An especially problematic part of House Bill 520 is its inclusion of virtual charter schools. There are numerous concerns about the quality of education provided by virtual charters as well as the potentially large diversion of local school district and state money to fund these schools.
Virtual charter schools offer K-12 education exclusively online. Under HB 520, they could enroll students located anywhere in Kentucky and would, like brick and mortar charters, receive state and local funding; it is of note that the companies managing these schools are often located out of state.
The bill does not include any limits on how many virtual schools could open in Kentucky or how many students could enroll. Because virtual charters present no transportation limitations for students like with brick and mortar charters, the enrollment potential is very large and could affect every school district. If virtual charters attract new students who are not now enrolled in public schools (such as private school or home school students), it could mean added costs or further dilution of existing school dollars since HB 520 requires charters be funded on a per student basis.

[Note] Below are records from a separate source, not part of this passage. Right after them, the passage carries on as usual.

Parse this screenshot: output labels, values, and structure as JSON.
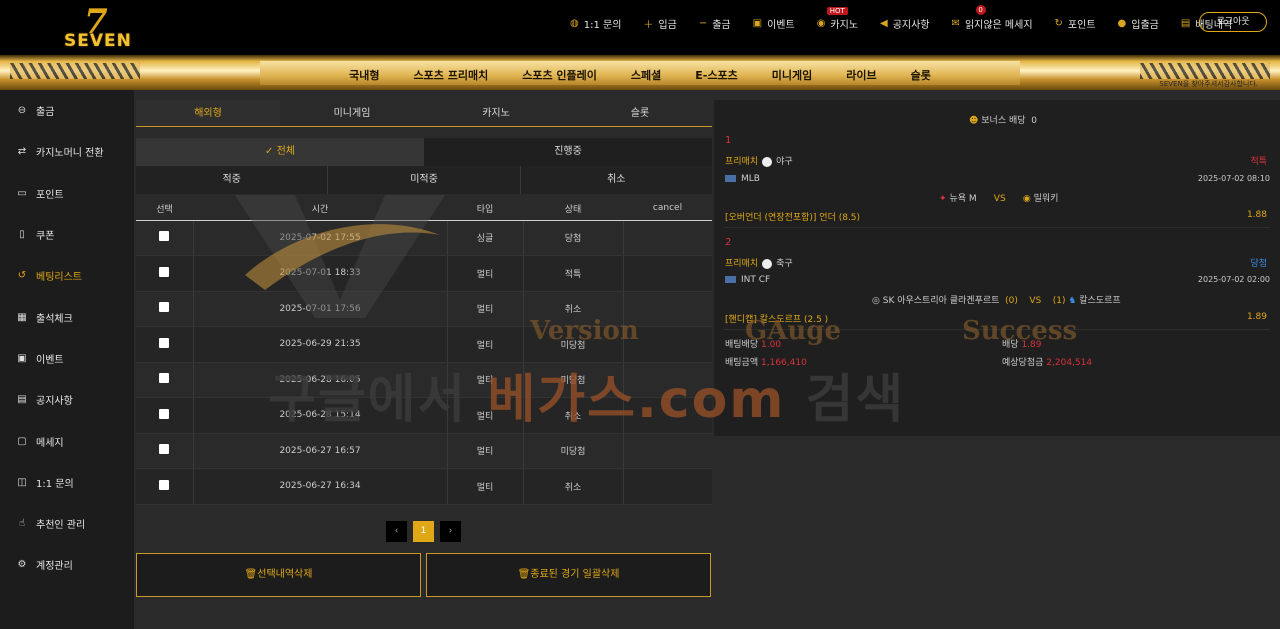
{
  "brand": {
    "logo_text": "SEVEN",
    "accent": "#e0a817"
  },
  "topnav": {
    "items": [
      {
        "label": "1:1 문의",
        "icon": "chat-icon"
      },
      {
        "label": "입금",
        "icon": "plus-icon"
      },
      {
        "label": "출금",
        "icon": "minus-icon"
      },
      {
        "label": "이벤트",
        "icon": "gift-icon"
      },
      {
        "label": "카지노",
        "icon": "chip-icon",
        "badge": "HOT"
      },
      {
        "label": "공지사항",
        "icon": "megaphone-icon"
      },
      {
        "label": "읽지않은 메세지",
        "icon": "mail-icon",
        "count": "0"
      },
      {
        "label": "포인트",
        "icon": "refresh-icon"
      },
      {
        "label": "입출금",
        "icon": "moneybag-icon"
      },
      {
        "label": "배팅내역",
        "icon": "ticket-icon"
      }
    ],
    "logout_label": "로그아웃"
  },
  "mainnav": [
    "국내형",
    "스포츠 프리매치",
    "스포츠 인플레이",
    "스페셜",
    "E-스포츠",
    "미니게임",
    "라이브",
    "슬롯"
  ],
  "mainnav_note": "SEVEN을 찾아주셔서감사합니다.",
  "sidebar": [
    {
      "label": "출금",
      "icon": "withdraw-icon"
    },
    {
      "label": "카지노머니 전환",
      "icon": "exchange-icon"
    },
    {
      "label": "포인트",
      "icon": "point-icon"
    },
    {
      "label": "쿠폰",
      "icon": "coupon-icon"
    },
    {
      "label": "베팅리스트",
      "icon": "history-icon",
      "active": true
    },
    {
      "label": "출석체크",
      "icon": "calendar-icon"
    },
    {
      "label": "이벤트",
      "icon": "event-icon"
    },
    {
      "label": "공지사항",
      "icon": "notice-icon"
    },
    {
      "label": "메세지",
      "icon": "message-icon"
    },
    {
      "label": "1:1 문의",
      "icon": "inquiry-icon"
    },
    {
      "label": "추천인 관리",
      "icon": "referral-icon"
    },
    {
      "label": "계정관리",
      "icon": "settings-icon"
    }
  ],
  "tabs1": [
    "해외형",
    "미니게임",
    "카지노",
    "슬롯"
  ],
  "tabs2": [
    "✓ 전체",
    "진행중"
  ],
  "tabs3": [
    "적중",
    "미적중",
    "취소"
  ],
  "table": {
    "headers": [
      "선택",
      "시간",
      "타입",
      "상태",
      "cancel"
    ],
    "rows": [
      {
        "time": "2025-07-02 17:55",
        "type": "싱글",
        "status": "당첨",
        "kind": "win"
      },
      {
        "time": "2025-07-01 18:33",
        "type": "멀티",
        "status": "적특",
        "kind": "lose"
      },
      {
        "time": "2025-07-01 17:56",
        "type": "멀티",
        "status": "취소",
        "kind": "cancel"
      },
      {
        "time": "2025-06-29 21:35",
        "type": "멀티",
        "status": "미당첨",
        "kind": "miss"
      },
      {
        "time": "2025-06-28 16:05",
        "type": "멀티",
        "status": "미당첨",
        "kind": "miss"
      },
      {
        "time": "2025-06-28 15:14",
        "type": "멀티",
        "status": "취소",
        "kind": "cancel"
      },
      {
        "time": "2025-06-27 16:57",
        "type": "멀티",
        "status": "미당첨",
        "kind": "miss"
      },
      {
        "time": "2025-06-27 16:34",
        "type": "멀티",
        "status": "취소",
        "kind": "cancel"
      }
    ]
  },
  "pager": {
    "prev": "‹",
    "current": "1",
    "next": "›"
  },
  "buttons": {
    "delete_selected": "🗑선택내역삭제",
    "delete_finished": "🗑종료된 경기 일괄삭제"
  },
  "detail": {
    "bonus_label": "보너스 배당",
    "bonus_value": "0",
    "items": [
      {
        "no": "1",
        "category": "프리매치",
        "sport": "야구",
        "result": "적특",
        "league": "MLB",
        "datetime": "2025-07-02 08:10",
        "home": "뉴욕 M",
        "vs": "VS",
        "away": "밀워키",
        "pick": "[오버언더 (연장전포함)] 언더 (8.5)",
        "odds": "1.88"
      },
      {
        "no": "2",
        "category": "프리매치",
        "sport": "축구",
        "result": "당첨",
        "league": "INT CF",
        "datetime": "2025-07-02 02:00",
        "home": "SK 아우스트리아 클라겐푸르트",
        "home_score": "(0)",
        "vs": "VS",
        "away_score": "(1)",
        "away": "칼스도르프",
        "pick": "[핸디캡] 칼스도르프 (2.5 )",
        "odds": "1.89"
      }
    ],
    "summary": {
      "bet_odds_label": "배팅배당",
      "bet_odds_value": "1.00",
      "dividend_label": "배당",
      "dividend_value": "1.89",
      "bet_amount_label": "배팅금액",
      "bet_amount_value": "1,166,410",
      "expected_label": "예상당첨금",
      "expected_value": "2,204,514"
    }
  },
  "watermark": {
    "main_a": "구글에서 ",
    "main_b": "베가스.com",
    "main_c": " 검색",
    "sub": [
      "Version",
      "GAuge",
      "Success"
    ]
  }
}
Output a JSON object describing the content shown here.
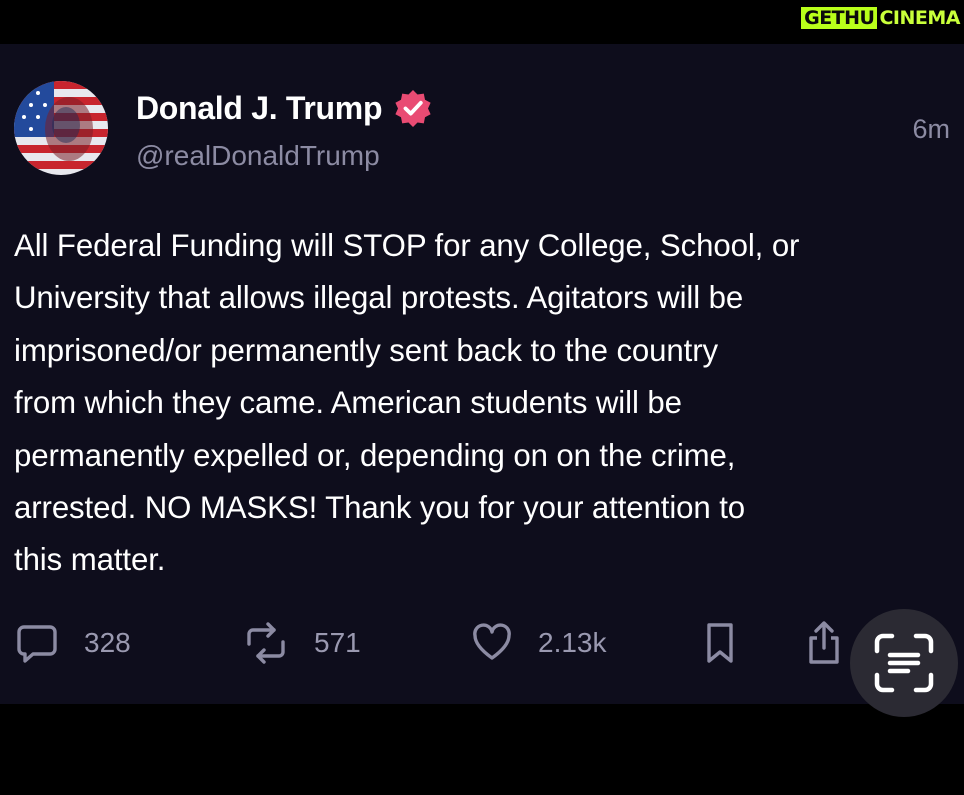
{
  "watermark": {
    "left": "GETHU",
    "right": "CINEMA"
  },
  "post": {
    "author_name": "Donald J. Trump",
    "handle": "@realDonaldTrump",
    "time": "6m",
    "body": "All Federal Funding will STOP for any College, School, or\nUniversity that allows illegal protests. Agitators will be\nimprisoned/or permanently sent back to the country\nfrom which they came. American students will be\npermanently expelled or, depending on on the crime,\narrested. NO MASKS! Thank you for your attention to\nthis matter."
  },
  "actions": {
    "replies": "328",
    "reposts": "571",
    "likes": "2.13k"
  },
  "icons": {
    "avatar": "flag-portrait-avatar",
    "verified": "verified-badge-icon",
    "reply": "speech-bubble-icon",
    "repost": "repost-arrows-icon",
    "like": "heart-icon",
    "bookmark": "bookmark-icon",
    "share": "share-icon",
    "lens": "text-scan-icon"
  },
  "colors": {
    "background": "#000000",
    "card": "#0e0d1c",
    "muted_text": "#8c8ba3",
    "verified": "#e94b73",
    "watermark": "#b9ff1a"
  }
}
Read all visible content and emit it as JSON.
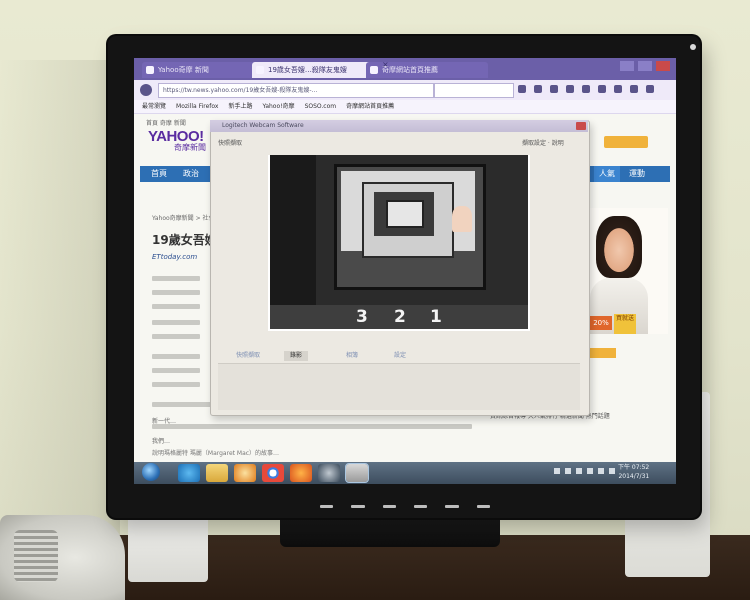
{
  "scene": {
    "description_colors": {
      "wall": "#e6e7cf",
      "desk": "#2f2117",
      "monitor_bezel": "#141414"
    },
    "monitor_brand": ""
  },
  "browser": {
    "tabs": [
      {
        "label": "Yahoo奇摩 新聞",
        "active": false
      },
      {
        "label": "19歲女吾嫂…殺隊友鬼嫂",
        "active": true
      },
      {
        "label": "奇摩網站首頁推薦",
        "active": false
      }
    ],
    "tab_close": "×",
    "url": "https://tw.news.yahoo.com/19歲女吾嫂-殺隊友鬼嫂-...",
    "bookmarks": [
      "最常瀏覽",
      "Mozilla Firefox",
      "新手上路",
      "Yahoo!奇摩",
      "SOSO.com",
      "奇摩網站首頁推薦"
    ]
  },
  "page": {
    "top_links": "首頁 奇摩 新聞",
    "logo": "YAHOO!",
    "logo_sub": "奇摩新聞",
    "nav": [
      "首頁",
      "政治",
      "人氣",
      "運動"
    ],
    "breadcrumb": "Yahoo奇摩新聞 > 社會",
    "article_title": "19歲女吾嫂",
    "source_logo": "ETtoday.com",
    "body_line_1": "新一代…",
    "body_line_2": "我們…",
    "body_line_3": "說明瑪格麗特 瑪麗（Margaret Mac）的故事…",
    "side_links": "資訊綜合報導 大人氣排行 精選新聞 熱門話題",
    "ad_badge": "20%",
    "ad_badge2": "買就送"
  },
  "webcam_app": {
    "title": "Logitech Webcam Software",
    "toolbar_left": "快照擷取",
    "toolbar_right": "擷取設定 · 說明",
    "countdown": [
      "3",
      "2",
      "1"
    ],
    "tabs": [
      "快照擷取",
      "錄影",
      "相簿",
      "設定"
    ]
  },
  "taskbar": {
    "clock_time": "下午 07:52",
    "clock_date": "2014/7/31"
  }
}
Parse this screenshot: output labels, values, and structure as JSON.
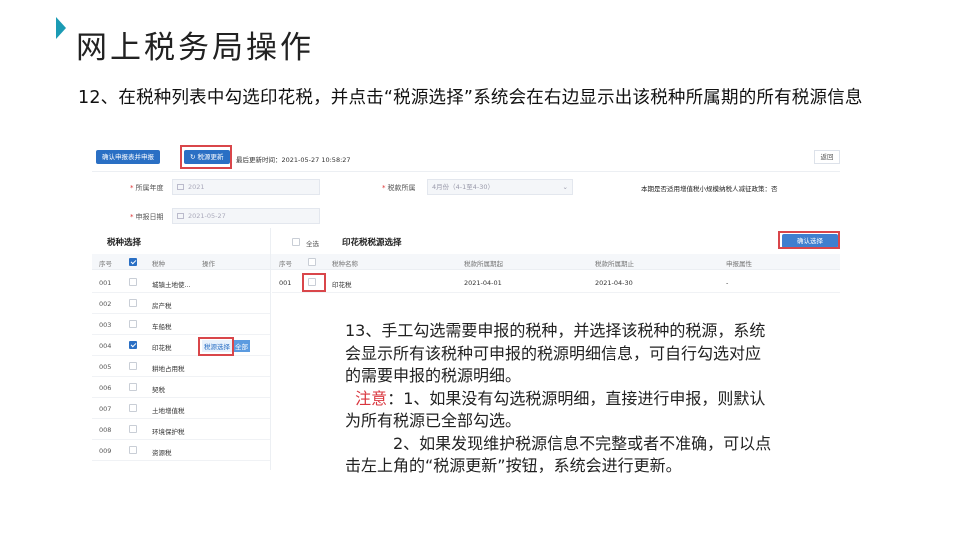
{
  "slide": {
    "title": "网上税务局操作",
    "step12": "12、在税种列表中勾选印花税，并点击“税源选择”系统会在右边显示出该税种所属期的所有税源信息"
  },
  "toolbar": {
    "confirm_declare_label": "确认申报表并申报",
    "update_source_label": "税源更新",
    "last_update": "最后更新时间：2021-05-27 10:58:27",
    "return_label": "返回"
  },
  "form": {
    "year_label": "所属年度",
    "year_value": "2021",
    "period_label": "税款所属",
    "period_value": "4月份（4-1至4-30）",
    "date_label": "申报日期",
    "date_value": "2021-05-27",
    "notice": "本期是否适用增值税小规模纳税人减征政策：否"
  },
  "tax_select": {
    "title": "税种选择",
    "headers": [
      "序号",
      "税种",
      "操作"
    ],
    "op_source": "税源选择",
    "op_all": "全部",
    "rows": [
      {
        "no": "001",
        "name": "城镇土地使...",
        "checked": false
      },
      {
        "no": "002",
        "name": "房产税",
        "checked": false
      },
      {
        "no": "003",
        "name": "车船税",
        "checked": false
      },
      {
        "no": "004",
        "name": "印花税",
        "checked": true
      },
      {
        "no": "005",
        "name": "耕地占用税",
        "checked": false
      },
      {
        "no": "006",
        "name": "契税",
        "checked": false
      },
      {
        "no": "007",
        "name": "土地增值税",
        "checked": false
      },
      {
        "no": "008",
        "name": "环境保护税",
        "checked": false
      },
      {
        "no": "009",
        "name": "资源税",
        "checked": false
      }
    ]
  },
  "source_select": {
    "select_all": "全选",
    "title": "印花税税源选择",
    "confirm_label": "确认选择",
    "headers": [
      "序号",
      "税种名称",
      "税款所属期起",
      "税款所属期止",
      "申报属性"
    ],
    "row": {
      "no": "001",
      "name": "印花税",
      "start": "2021-04-01",
      "end": "2021-04-30",
      "attr": "-"
    }
  },
  "notes": {
    "line1": "13、手工勾选需要申报的税种，并选择该税种的税源，系统",
    "line2": "会显示所有该税种可申报的税源明细信息，可自行勾选对应",
    "line3": "的需要申报的税源明细。",
    "warn_label": "注意",
    "line4": "：1、如果没有勾选税源明细，直接进行申报，则默认",
    "line5": "为所有税源已全部勾选。",
    "line6": "2、如果发现维护税源信息不完整或者不准确，可以点",
    "line7": "击左上角的“税源更新”按钮，系统会进行更新。"
  },
  "colors": {
    "accent": "#1b9bb4",
    "highlight": "#d9464a",
    "primary": "#2a6fc4",
    "warning": "#d9363e"
  }
}
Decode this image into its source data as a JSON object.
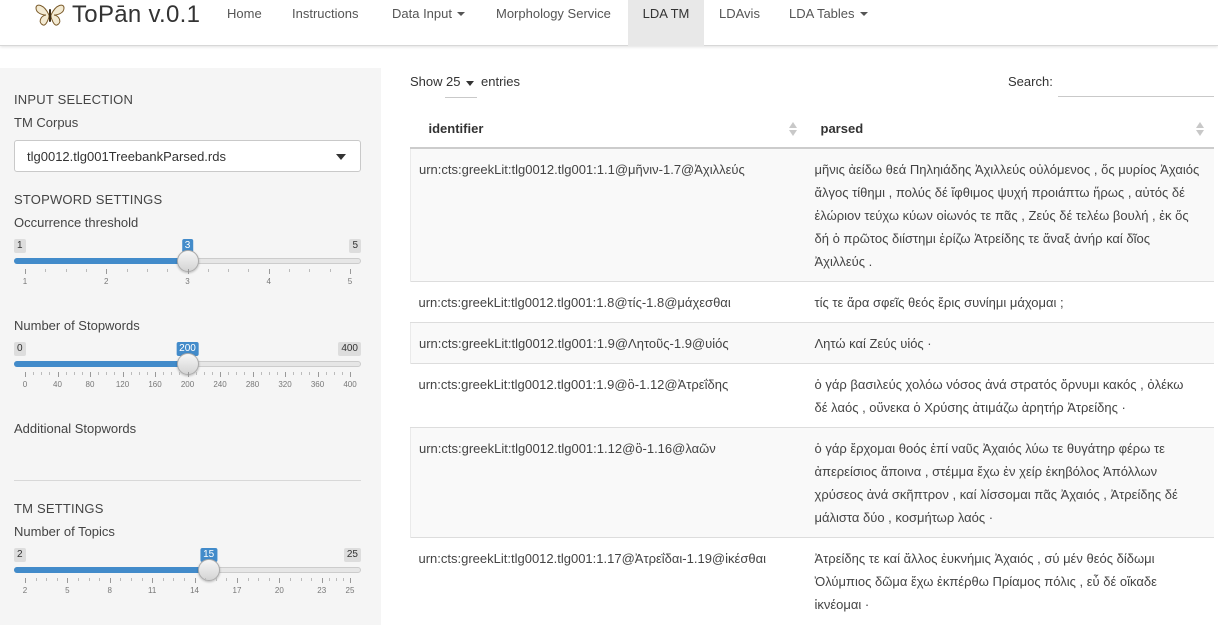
{
  "navbar": {
    "brand": "ToPān v.0.1",
    "items": [
      {
        "label": "Home"
      },
      {
        "label": "Instructions"
      },
      {
        "label": "Data Input"
      },
      {
        "label": "Morphology Service"
      },
      {
        "label": "LDA TM"
      },
      {
        "label": "LDAvis"
      },
      {
        "label": "LDA Tables"
      }
    ],
    "active_tab": "LDA TM",
    "active_color": "#e8e8e8"
  },
  "sidebar": {
    "input_section": "INPUT SELECTION",
    "corpus_label": "TM Corpus",
    "corpus_value": "tlg0012.tlg001TreebankParsed.rds",
    "stopword_section": "STOPWORD SETTINGS",
    "occurrence": {
      "label": "Occurrence threshold",
      "min": "1",
      "max": "5",
      "value": "3",
      "ticks": [
        "1",
        "2",
        "3",
        "4",
        "5"
      ],
      "fraction": 0.5
    },
    "stopwords": {
      "label": "Number of Stopwords",
      "min": "0",
      "max": "400",
      "value": "200",
      "ticks": [
        "0",
        "40",
        "80",
        "120",
        "160",
        "200",
        "240",
        "280",
        "320",
        "360",
        "400"
      ],
      "fraction": 0.5
    },
    "additional_label": "Additional Stopwords",
    "tm_section": "TM SETTINGS",
    "topics": {
      "label": "Number of Topics",
      "min": "2",
      "max": "25",
      "value": "15",
      "ticks": [
        "2",
        "5",
        "8",
        "11",
        "14",
        "17",
        "20",
        "23",
        "25"
      ],
      "fraction": 0.565
    },
    "accent_color": "#428bca"
  },
  "table_controls": {
    "show_label": "Show",
    "entries_value": "25",
    "entries_label": "entries",
    "search_label": "Search:"
  },
  "table": {
    "columns": [
      "identifier",
      "parsed"
    ],
    "rows": [
      {
        "identifier": "urn:cts:greekLit:tlg0012.tlg001:1.1@μῆνιν-1.7@Ἀχιλλεύς",
        "parsed": "μῆνις ἀείδω θεά Πηληιάδης Ἀχιλλεύς οὐλόμενος , ὅς μυρίος Ἀχαιός ἄλγος τίθημι , πολύς δέ ἴφθιμος ψυχή προιάπτω ἥρως , αὐτός δέ ἑλώριον τεύχω κύων οἰωνός τε πᾶς , Ζεύς δέ τελέω βουλή , ἐκ ὅς δή ὁ πρῶτος διίστημι ἐρίζω Ἀτρείδης τε ἄναξ ἀνήρ καί δῖος Ἀχιλλεύς ."
      },
      {
        "identifier": "urn:cts:greekLit:tlg0012.tlg001:1.8@τίς-1.8@μάχεσθαι",
        "parsed": "τίς τε ἄρα σφεῖς θεός ἔρις συνίημι μάχομαι ;"
      },
      {
        "identifier": "urn:cts:greekLit:tlg0012.tlg001:1.9@Λητοῦς-1.9@υἱός",
        "parsed": "Λητώ καί Ζεύς υἱός ·"
      },
      {
        "identifier": "urn:cts:greekLit:tlg0012.tlg001:1.9@ὃ-1.12@Ἀτρεΐδης",
        "parsed": "ὁ γάρ βασιλεύς χολόω νόσος ἀνά στρατός ὄρνυμι κακός , ὀλέκω δέ λαός , οὕνεκα ὁ Χρύσης ἀτιμάζω ἀρητήρ Ἀτρείδης ·"
      },
      {
        "identifier": "urn:cts:greekLit:tlg0012.tlg001:1.12@ὃ-1.16@λαῶν",
        "parsed": "ὁ γάρ ἔρχομαι θοός ἐπί ναῦς Ἀχαιός λύω τε θυγάτηρ φέρω τε ἀπερείσιος ἄποινα , στέμμα ἔχω ἐν χείρ ἑκηβόλος Ἀπόλλων χρύσεος ἀνά σκῆπτρον , καί λίσσομαι πᾶς Ἀχαιός , Ἀτρείδης δέ μάλιστα δύο , κοσμήτωρ λαός ·"
      },
      {
        "identifier": "urn:cts:greekLit:tlg0012.tlg001:1.17@Ἀτρεΐδαι-1.19@ἱκέσθαι",
        "parsed": "Ἀτρείδης τε καί ἄλλος ἐυκνήμις Ἀχαιός , σύ μέν θεός δίδωμι Ὀλύμπιος δῶμα ἔχω ἐκπέρθω Πρίαμος πόλις , εὖ δέ οἴκαδε ἱκνέομαι ·"
      }
    ]
  }
}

Concerns about virtual charters have been widely reported and are shared even by some pro-charter organizations. There are many troubling reports of low student achievement (including graduation rates), students being enrolled but not having the necessary computer equipment to participate, students not even using the educational software on which teaching and learning are based, questionable management practices, and the role of aggressive and well-funded lobbying in driving these virtual charters. Research also raises questions about whether, even in the best case scenarios, online charter schools can be effective in promoting student achievement given the limited student-teacher interaction involved.
In addition to concerns about state and local education money being invested in an educational approach with so many problems, in HB 520 local school boards would lose control of funds to virtual charters located anywhere in the state; this includes money raised because communities voted to increase taxes to support their schools. In addition, there is no accountability from the virtual charter to the school boards that raised the money for how these funds are used. Meanwhile, out of state management companies hired by virtual charter schools could make a profit from the scarce education dollars our state and its local communities have generated.
Even though HB 520 sets school boards as the authorizers of charter schools, it also provides an opportunity for applicants to appeal to the state Board of Education if a local district rejects a charter school application. That could be the avenue through which virtual schools proliferate without the support of locally-elected school officials.
Virtual charter schools have a poor track record and could have a large negative impact on the funding of Kentucky’s existing public schools. They should be rejected.